Nach der kurzen Wetterberuhigung wird es am Donnerstag in mehreren Regionen Österreichs wieder ungemütlich. Vor allem im Nordosten des Landes gilt eine Vorwarnung vor Gewittern. Bereits im Tagesverlauf zogen erste Gewitterzellen mit Warnstufe Orange durch.
Die Gewitter bringen "Blitze, teils kräftigen Regen und örtlich auch kleinkörnigen Hagel". Das Risiko für schwere Unwetter mit großem Hagel wird derzeit aber als gering eingeschätzt.
"Aktuell haben wir Vorwarnungen für Gewitter im Nordosten des Landes aktiv, die für den heutigen Tag gelten.
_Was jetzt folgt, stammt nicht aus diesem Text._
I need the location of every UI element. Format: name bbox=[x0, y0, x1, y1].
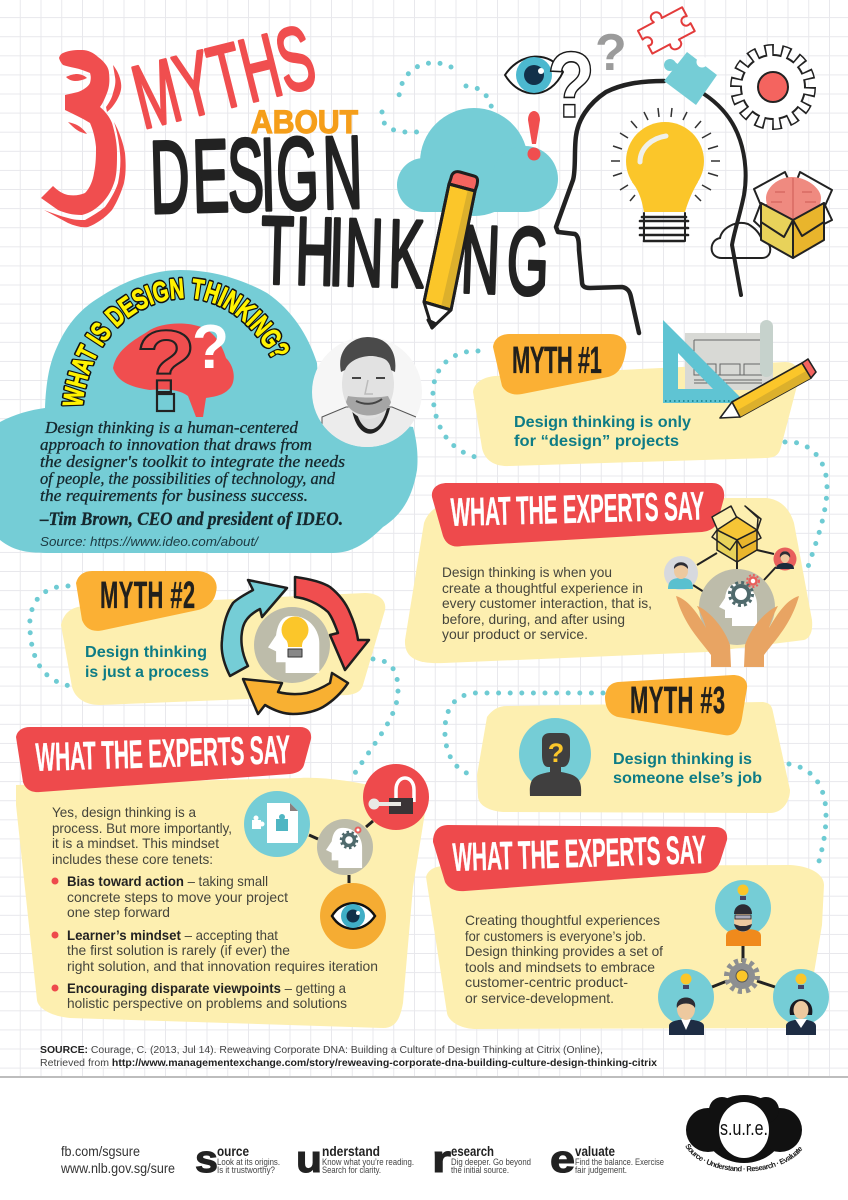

Dazu ziehen in dieser Region bereits erste Gewitter durch, die auf Warnstufe orange sind. Das bedeutet, diese bringen Blitze und kurzzeitig starken Regen, lokal auch kleinkörnigen Hagel", sagt UBIMET-Expertin Isabella Winterer zu "Heute".
Bis zum Abend bleibt die Gewittergefahr vor allem im Nordosten erhöht. Auch im Süden des Landes können sich lokal Gewitter entwickeln, das Unwetterpotenzial bleibt dort ebenfalls gering. Warnungen werden jeweils kurzfristig nach der Entstehung einer Gewitterzelle ausgegeben.
Auch die Bundeshauptstadt muss sich auf Gewitter einstellen. Die Zellen ziehen überwiegend aus Nordwesten über Wien. Betroffen sein können alle Bezirke.
Lange hält die Abkühlung allerdings nicht an. Schon am Wochenende dreht die Höhenströmung auf Süd, wodurch deutlich wärmere Luft nach Österreich gelangt.
Sowohl am Samstag als auch am Sonntag werden verbreitet Höchstwerte von mehr als 30 Grad erwartet. Damit stehen in vielen Regionen erneut Hitzetage bevor.
Nach Blitz, Regen und Gewittern heißt es also schon in wenigen Tagen wieder: Sonne, Hitze und Temperaturen jenseits der 30-Grad-Marke.